Christensen Matthew W, Gettelman Andrew, Cermak Jan, Dagan Guy, Diamond Michael, Douglas Alyson, Feingold Graham, Glassmeier Franziska, Goren Tom, Grosvenor Daniel P, Gryspeerdt Edward, Kahn Ralph, Li Zhanqing, Ma Po-Lun, Malavelle Florent, McCoy Isabel L, McCoy Daniel T, McFarquhar Greg, Mülmenstädt Johannes, Pal Sandip, Possner Anna, Povey Adam, Quaas Johannes, Rosenfeld Daniel, Schmidt Anja, Schrödner Roland, Sorooshian Armin, Stier Philip, Toll Velle, Watson-Parris Duncan, Wood Robert, Yang Mingxi, Yuan Tianle
Atmospheric, Oceanic and Planetary Physics, Department of Physics, University of Oxford, Oxford, OX1 3PU, UK.
Atmospheric Science & Global Change Division, Pacific Northwest National Laboratory, Richland, WA 99354, Washington, USA.
Atmos Chem Phys. 2022 Jan;22(1):641-674. doi: 10.5194/acp-22-641-2022. Epub 2022 Jan 17.

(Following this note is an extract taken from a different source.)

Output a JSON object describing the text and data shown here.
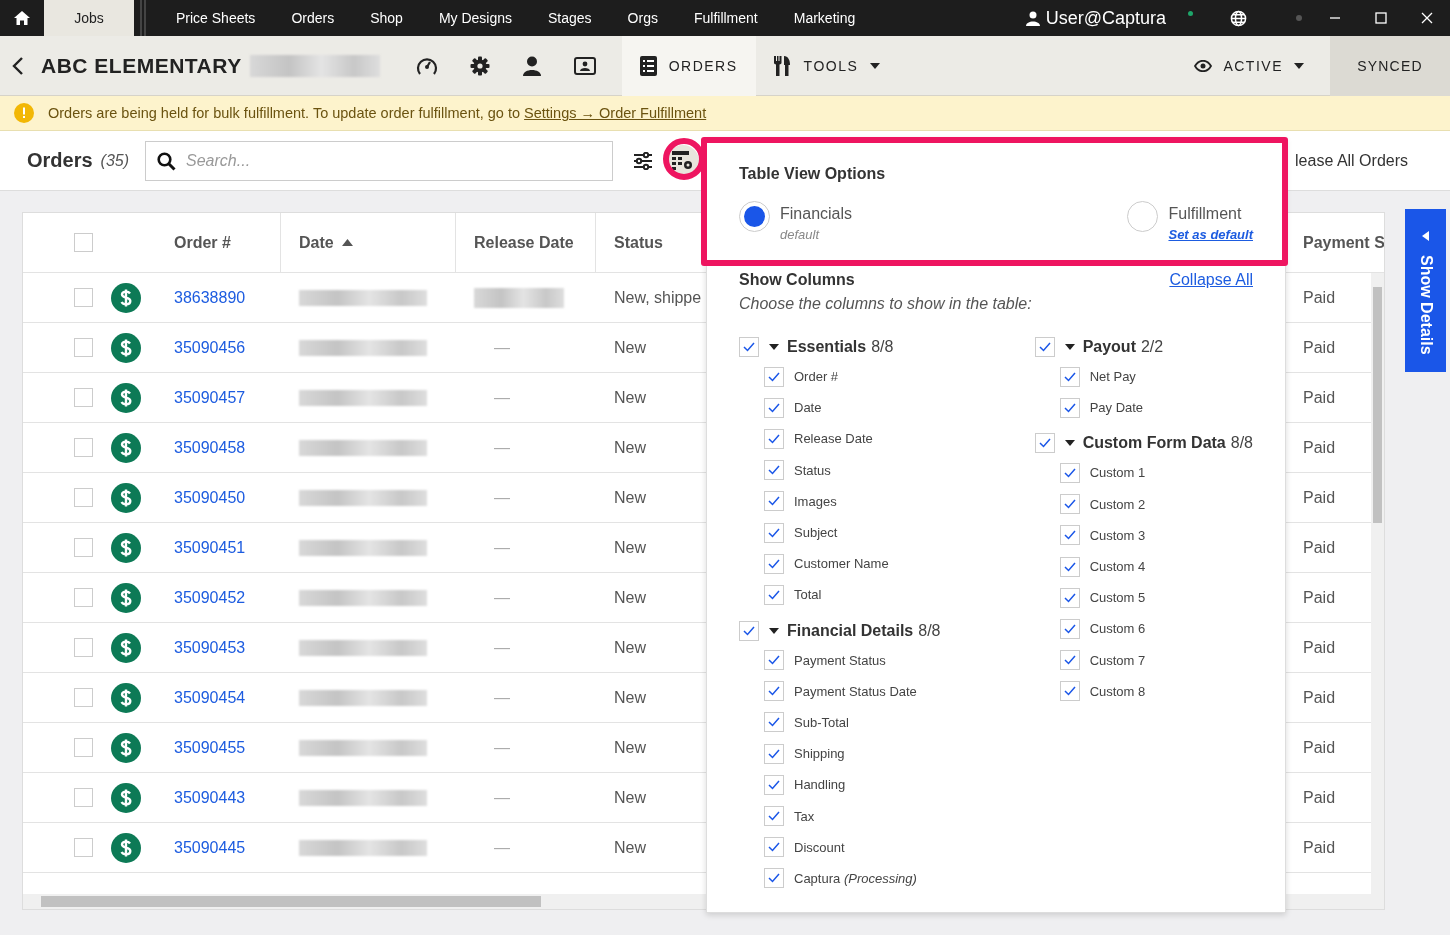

Aerosol-cloud interactions (ACIs) are considered to be the most uncertain driver of present-day radiative forcing due to human activities. The nonlinearity of cloud-state changes to aerosol perturbations make it challenging to attribute causality in observed relationships of aerosol radiative forcing. Using correlations to infer causality can be challenging when meteorological variability also drives both aerosol and cloud changes independently. Natural and anthropogenic aerosol perturbations from well-defined sources provide "opportunistic experiments" (also known as natural experiments) to investigate ACI in cases where causality may be more confidently inferred. These perturbations cover a wide range of locations and spatiotemporal scales, including point sources such as volcanic eruptions or industrial sources, plumes from biomass burning or forest fires, and tracks from individual ships or shipping corridors. We review the different experimental conditions and conduct a synthesis of the available satellite datasets and field campaigns to place these opportunistic experiments on a common footing, facilitating new insights and a clearer understanding of key uncertainties in aerosol radiative forcing. Cloud albedo perturbations are strongly sensitive to background meteorological conditions. Strong liquid water path increases due to aerosol perturbations are largely ruled out by averaging across experiments. Opportunistic experiments have significantly improved process-level understanding of ACI, but it remains unclear how reliably the relationships found can be scaled to the global level, thus demonstrating a need for deeper investigation in order to improve assessments of aerosol radiative forcing and climate change.
气溶胶-云相互作用(ACIs)被认为是当前人类活动引起的辐射强迫中最不确定的驱动因素。云状态对气溶胶扰动的非线性变化使得在观测到的气溶胶辐射强迫关系中确定因果关系具有挑战性。当气象变率也独立驱动气溶胶和云的变化时,利用相关性来推断因果关系可能具有挑战性。来自明确源的自然和人为气溶胶扰动提供了“机会性实验”(也称为自然实验),以便在可以更有把握地推断因果关系的情况下研究气溶胶-云相互作用。这些扰动涵盖了广泛的位置和时空尺度,包括火山爆发或工业源等点源、生物质燃烧或森林火灾产生的羽流,以及个别船舶或航运走廊的轨迹。我们回顾了不同的实验条件,并对现有的卫星数据集和实地考察进行了综合分析,以便将这些机会性实验放在一个共同的基础上,促进新的见解,并更清楚地了解气溶胶辐射强迫中的关键不确定性。云反照率扰动对背景气象条件非常敏感。通过对实验进行平均,很大程度上排除了由于气溶胶扰动导致的强液态水路径增加。机会性实验显著提高了对气溶胶-云相互作用过程层面的理解,但目前尚不清楚所发现的关系能在多大程度上可靠地扩展到全球层面,因此表明需要进行更深入的研究,以改进对气溶胶辐射强迫和气候变化的评估。